In a recent statement, TikTok maintained that the content moderation for TikTok US is handled by U.S. employees, while all U.S. user data is stored in the United States and Singapore. Whether this will satisfy CFIUS, or what steps the company may need to take to prove ongoing compliance, remains to be seen. Last year, CFIUS issued its first penalty — a $1 million fine — to an undisclosed company for not following through on a mitigation agreement, a sign that the committee is beginning to take enforcement of these deals more seriously.
CFIUS is set to expand — and Silicon Valley is taking note
The kind of trouble that TikTok got into seems likely to become a lot more common, as CFIUS expands its reach into the U.S. technology sector. Currently, CFIUS reviews only mergers and acquisitions that result in a foreign person or business taking a controlling stake in a U.S. business. But Congress in 2018 passed the Foreign Investment Risk Review Modernization Act (FIRRMA), which extends CFIUS’s jurisdiction.

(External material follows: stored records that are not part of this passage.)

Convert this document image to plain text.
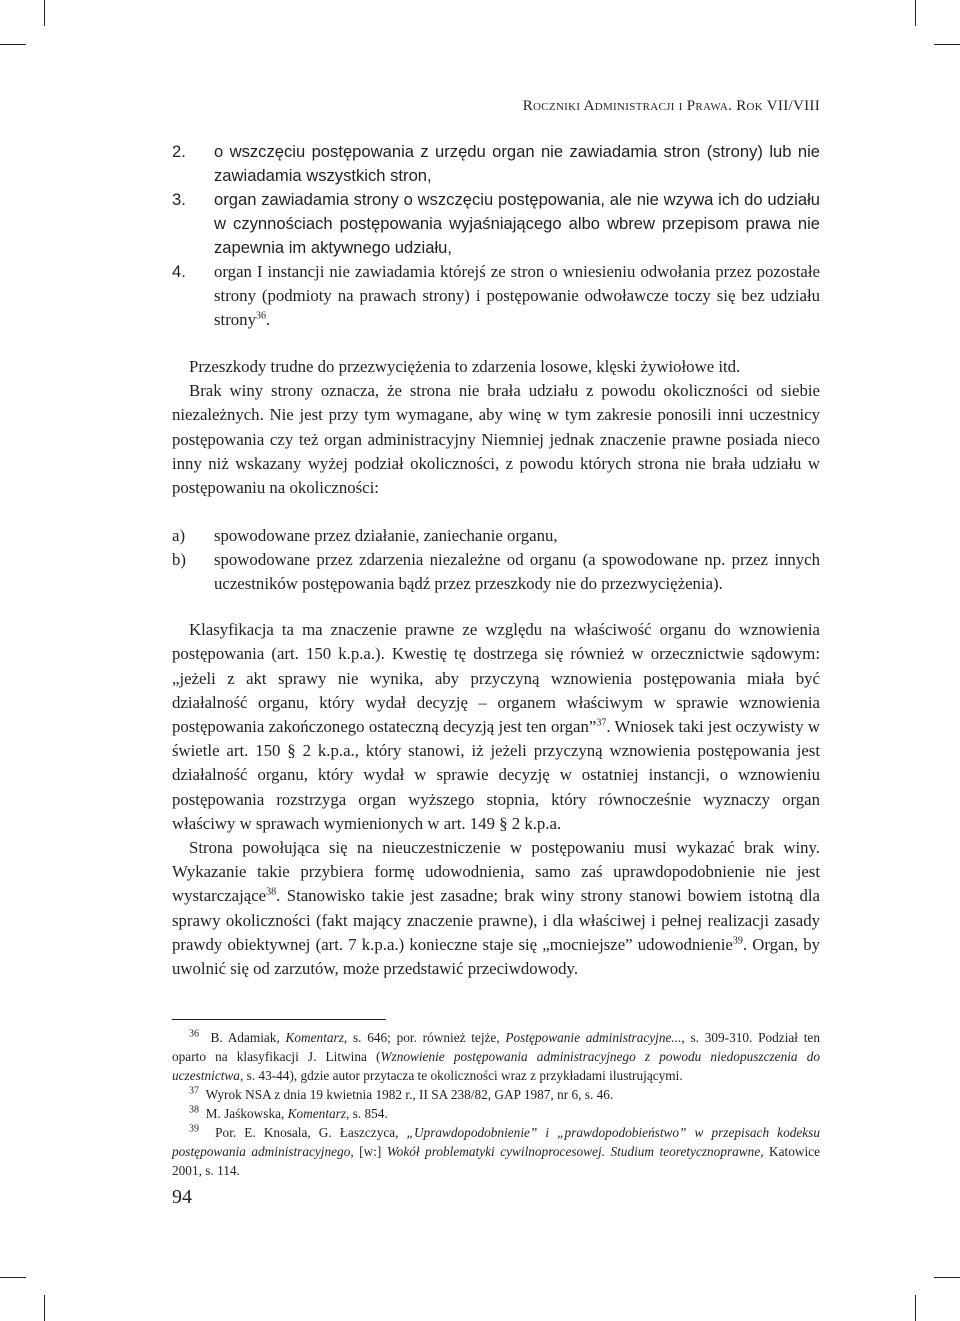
Roczniki Administracji i Prawa. Rok VII/VIII
2.	o wszczęciu postępowania z urzędu organ nie zawiadamia stron (strony) lub nie zawiadamia wszystkich stron,
3.	organ zawiadamia strony o wszczęciu postępowania, ale nie wzywa ich do udziału w czynnościach postępowania wyjaśniającego albo wbrew przepisom prawa nie zapewnia im aktywnego udziału,
4.	organ I instancji nie zawiadamia którejś ze stron o wniesieniu odwołania przez pozostałe strony (podmioty na prawach strony) i postępowanie odwoławcze toczy się bez udziału strony$^{36}$.

Przeszkody trudne do przezwyciężenia to zdarzenia losowe, klęski żywiołowe itd.

Brak winy strony oznacza, że strona nie brała udziału z powodu okoliczności od siebie niezależnych. Nie jest przy tym wymagane, aby winę w tym zakresie ponosili inni uczestnicy postępowania czy też organ administracyjny Niemniej jednak znaczenie prawne posiada nieco inny niż wskazany wyżej podział okoliczności, z powodu których strona nie brała udziału w postępowaniu na okoliczności:

a)	spowodowane przez działanie, zaniechanie organu,
b)	spowodowane przez zdarzenia niezależne od organu (a spowodowane np. przez innych uczestników postępowania bądź przez przeszkody nie do przezwyciężenia).

Klasyfikacja ta ma znaczenie prawne ze względu na właściwość organu do wznowienia postępowania (art. 150 k.p.a.). Kwestię tę dostrzega się również w orzecznictwie sądowym: „jeżeli z akt sprawy nie wynika, aby przyczyną wznowienia postępowania miała być działalność organu, który wydał decyzję – organem właściwym w sprawie wznowienia postępowania zakończonego ostateczną decyzją jest ten organ”$^{37}$. Wniosek taki jest oczywisty w świetle art. 150 § 2 k.p.a., który stanowi, iż jeżeli przyczyną wznowienia postępowania jest działalność organu, który wydał w sprawie decyzję w ostatniej instancji, o wznowieniu postępowania rozstrzyga organ wyższego stopnia, który równocześnie wyznaczy organ właściwy w sprawach wymienionych w art. 149 § 2 k.p.a.

Strona powołująca się na nieuczestniczenie w postępowaniu musi wykazać brak winy. Wykazanie takie przybiera formę udowodnienia, samo zaś uprawdopodobnienie nie jest wystarczające$^{38}$. Stanowisko takie jest zasadne; brak winy strony stanowi bowiem istotną dla sprawy okoliczności (fakt mający znaczenie prawne), i dla właściwej i pełnej realizacji zasady prawdy obiektywnej (art. 7 k.p.a.) konieczne staje się „mocniejsze” udowodnienie$^{39}$. Organ, by uwolnić się od zarzutów, może przedstawić przeciwdowody.

$^{36}$ B. Adamiak, Komentarz, s. 646; por. również tejże, Postępowanie administracyjne..., s. 309-310. Podział ten oparto na klasyfikacji J. Litwina (Wznowienie postępowania administracyjnego z powodu niedopuszczenia do uczestnictwa, s. 43-44), gdzie autor przytacza te okoliczności wraz z przykładami ilustrującymi.

$^{37}$ Wyrok NSA z dnia 19 kwietnia 1982 r., II SA 238/82, GAP 1987, nr 6, s. 46.

$^{38}$ M. Jaśkowska, Komentarz, s. 854.

$^{39}$ Por. E. Knosala, G. Łaszczyca, „Uprawdopodobnienie” i „prawdopodobieństwo” w przepisach kodeksu postępowania administracyjnego, [w:] Wokół problematyki cywilnoprocesowej. Studium teoretycznoprawne, Katowice 2001, s. 114.

94
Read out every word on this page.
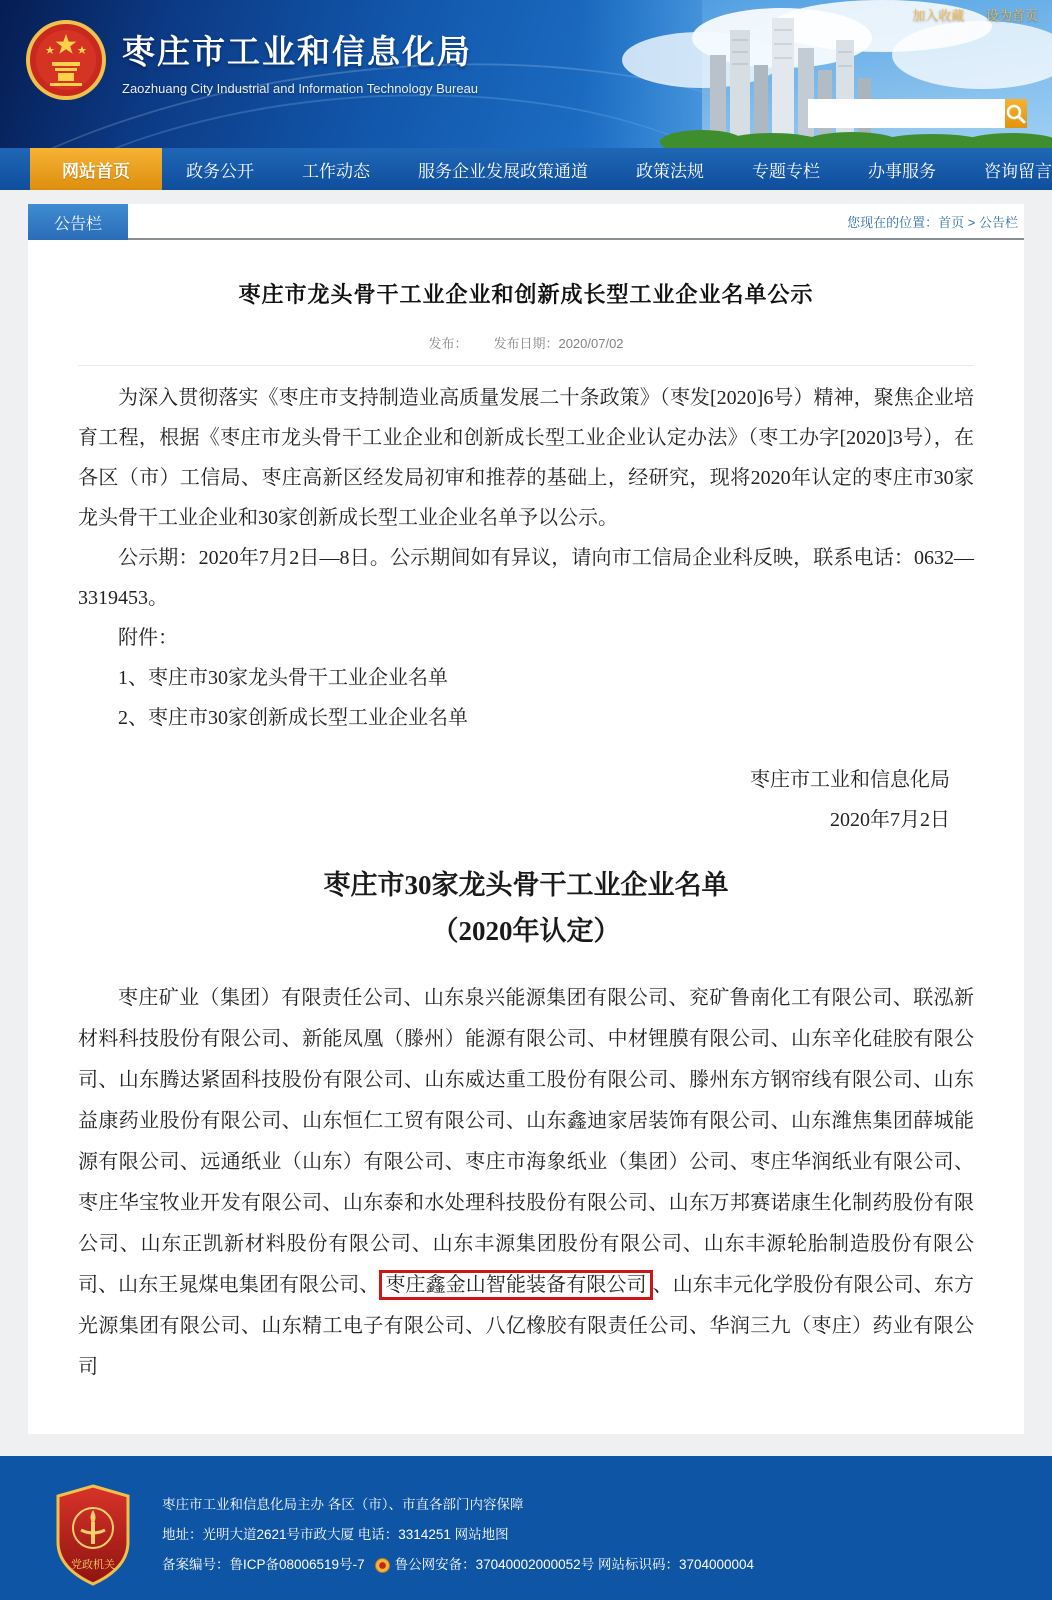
加入收藏 设为首页
枣庄市工业和信息化局
Zaozhuang City Industrial and Information Technology Bureau
网站首页	政务公开	工作动态	服务企业发展政策通道	政策法规	专题专栏	办事服务	咨询留言
公告栏	您现在的位置：首页 > 公告栏
枣庄市龙头骨干工业企业和创新成长型工业企业名单公示
发布： 发布日期：2020/07/02

为深入贯彻落实《枣庄市支持制造业高质量发展二十条政策》（枣发[2020]6号）精神，聚焦企业培育工程，根据《枣庄市龙头骨干工业企业和创新成长型工业企业认定办法》（枣工办字[2020]3号），在各区（市）工信局、枣庄高新区经发局初审和推荐的基础上，经研究，现将2020年认定的枣庄市30家龙头骨干工业企业和30家创新成长型工业企业名单予以公示。

公示期：2020年7月2日—8日。公示期间如有异议，请向市工信局企业科反映，联系电话：0632—3319453。

附件：

1、枣庄市30家龙头骨干工业企业名单

2、枣庄市30家创新成长型工业企业名单

枣庄市工业和信息化局
2020年7月2日
枣庄市30家龙头骨干工业企业名单
（2020年认定）
枣庄矿业（集团）有限责任公司、山东泉兴能源集团有限公司、兖矿鲁南化工有限公司、联泓新材料科技股份有限公司、新能凤凰（滕州）能源有限公司、中材锂膜有限公司、山东辛化硅胶有限公司、山东腾达紧固科技股份有限公司、山东威达重工股份有限公司、滕州东方钢帘线有限公司、山东益康药业股份有限公司、山东恒仁工贸有限公司、山东鑫迪家居装饰有限公司、山东潍焦集团薛城能源有限公司、远通纸业（山东）有限公司、枣庄市海象纸业（集团）公司、枣庄华润纸业有限公司、枣庄华宝牧业开发有限公司、山东泰和水处理科技股份有限公司、山东万邦赛诺康生化制药股份有限公司、山东正凯新材料股份有限公司、山东丰源集团股份有限公司、山东丰源轮胎制造股份有限公司、山东王晁煤电集团有限公司、 枣庄鑫金山智能装备有限公司 、山东丰元化学股份有限公司、东方光源集团有限公司、山东精工电子有限公司、八亿橡胶有限责任公司、华润三九（枣庄）药业有限公司
党政机关
枣庄市工业和信息化局主办 各区（市）、市直各部门内容保障
地址：光明大道2621号市政大厦 电话：3314251 网站地图
备案编号：鲁ICP备08006519号-7 鲁公网安备：37040002000052号 网站标识码：3704000004
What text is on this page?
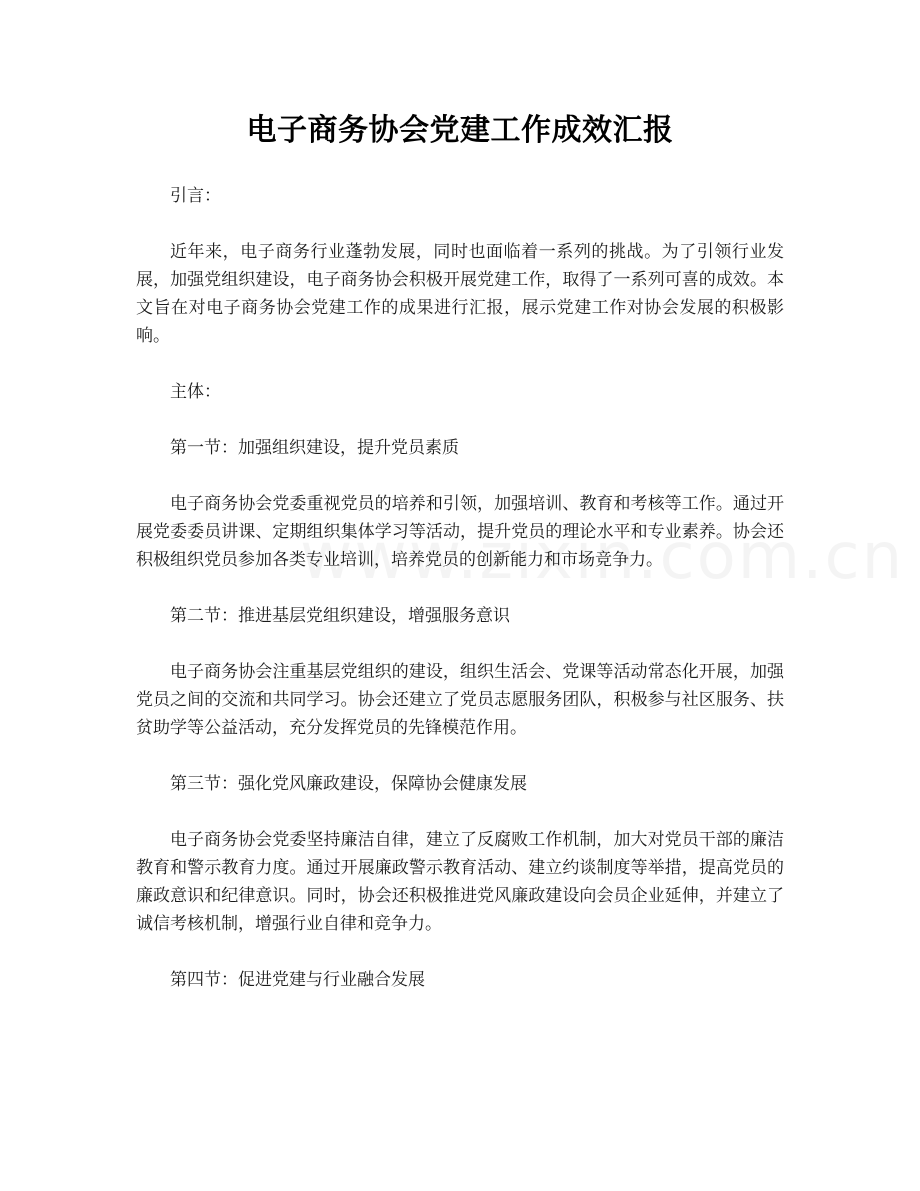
电子商务协会党建工作成效汇报

引言：

近年来，电子商务行业蓬勃发展，同时也面临着一系列的挑战。为了引领行业发展，加强党组织建设，电子商务协会积极开展党建工作，取得了一系列可喜的成效。本文旨在对电子商务协会党建工作的成果进行汇报，展示党建工作对协会发展的积极影响。

主体：

第一节：加强组织建设，提升党员素质

电子商务协会党委重视党员的培养和引领，加强培训、教育和考核等工作。通过开展党委委员讲课、定期组织集体学习等活动，提升党员的理论水平和专业素养。协会还积极组织党员参加各类专业培训，培养党员的创新能力和市场竞争力。

第二节：推进基层党组织建设，增强服务意识

电子商务协会注重基层党组织的建设，组织生活会、党课等活动常态化开展，加强党员之间的交流和共同学习。协会还建立了党员志愿服务团队，积极参与社区服务、扶贫助学等公益活动，充分发挥党员的先锋模范作用。

第三节：强化党风廉政建设，保障协会健康发展

电子商务协会党委坚持廉洁自律，建立了反腐败工作机制，加大对党员干部的廉洁教育和警示教育力度。通过开展廉政警示教育活动、建立约谈制度等举措，提高党员的廉政意识和纪律意识。同时，协会还积极推进党风廉政建设向会员企业延伸，并建立了诚信考核机制，增强行业自律和竞争力。

第四节：促进党建与行业融合发展
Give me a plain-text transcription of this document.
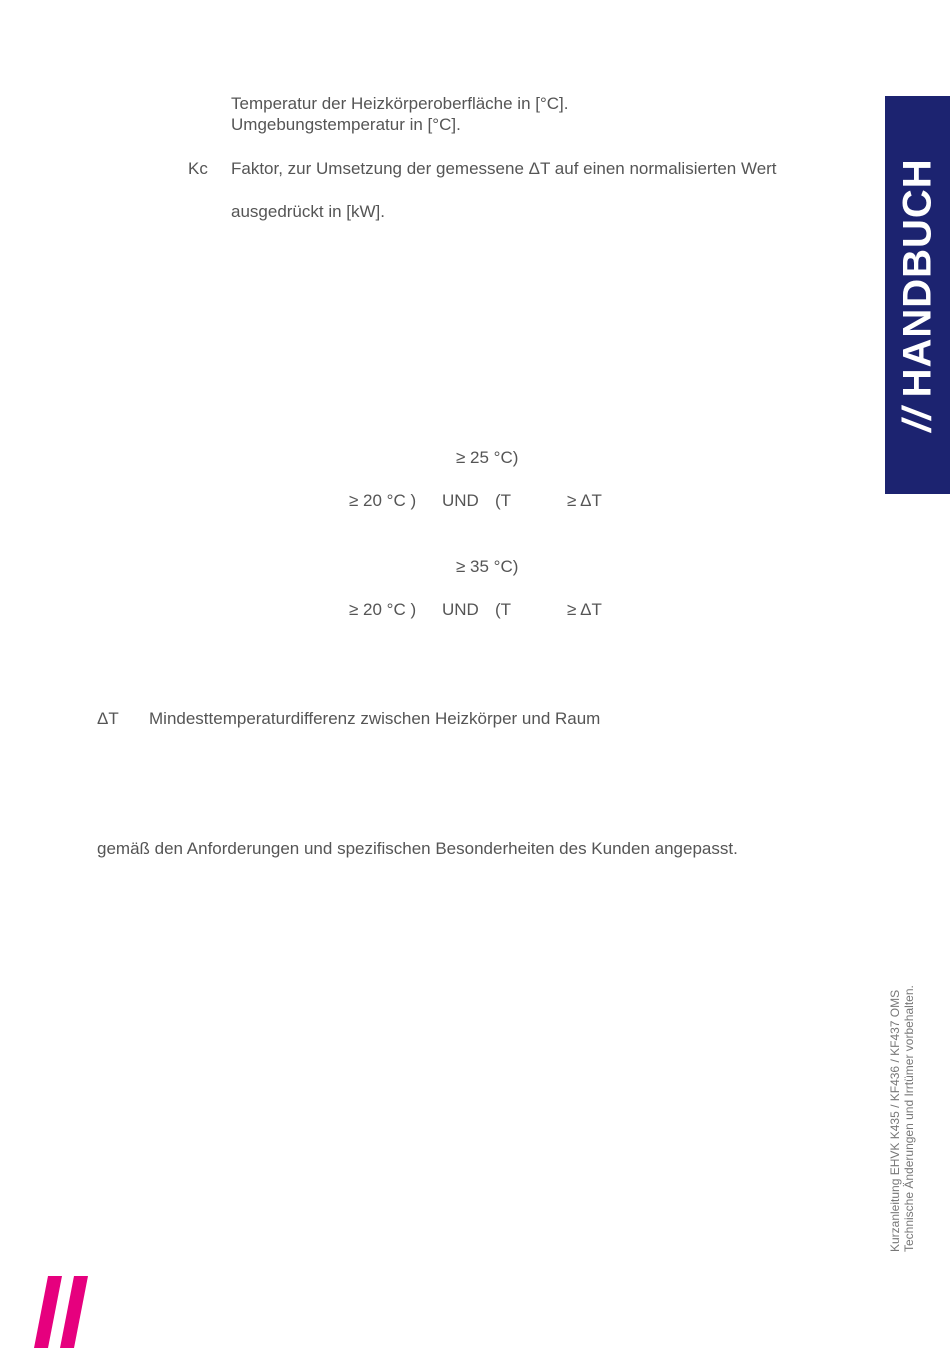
Temperatur der Heizkörperoberfläche in [°C].
Umgebungstemperatur in [°C].
Kc Faktor, zur Umsetzung der gemessene ΔT auf einen normalisierten Wert
ausgedrückt in [kW].
≥ 25 °C)
≥ 20 °C ) UND (T	≥ ΔT
≥ 35 °C)
≥ 20 °C ) UND (T	≥ ΔT
ΔT Mindesttemperaturdifferenz zwischen Heizkörper und Raum
gemäß den Anforderungen und spezifischen Besonderheiten des Kunden angepasst.
//HANDBUCH
Kurzanleitung EHVK K435 / KF436 / KF437 OMS Technische Änderungen und Irrtümer vorbehalten.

Among other changes, CFIUS will now have a mandate to review non-controlling, non-passive transactions in certain strategic sectors. Any transaction that allows a foreign investor access to material nonpublic information or membership of the board of directors of a U.S. company involved in critical technologies, critical infrastructure or sensitive personal data will be subject to CFIUS review.
Although the new rules won’t go into effect until next year, they’re already shaking up Silicon Valley’s funding ecosystem. Non-controlling, non-passive investments are a staple of the venture-capital-backed start-up scene, where many companies work either in critical technologies or collect lots of personal data.
Until recently, foreign finance was also a staple of Silicon Valley, where Chinese and Middle Eastern investors in particular poured billions of dollars into start-ups. The specter of CFIUS review is chilling these relationships. Funders and cash-hungry start-ups alike are pulling back, wary of the costs and time of a CFIUS review — let alone the possibility that the U.S. government will block deals or add extra layers of scrutiny.
As one report from Silicon Valley earlier this year noted, because of FIRRMA “investors with foreign ties … now essentially consider wide swaths of the technology sector to be effectively off limits.” The news that the U.S. government is investigating TikTok will only further accelerate these trends.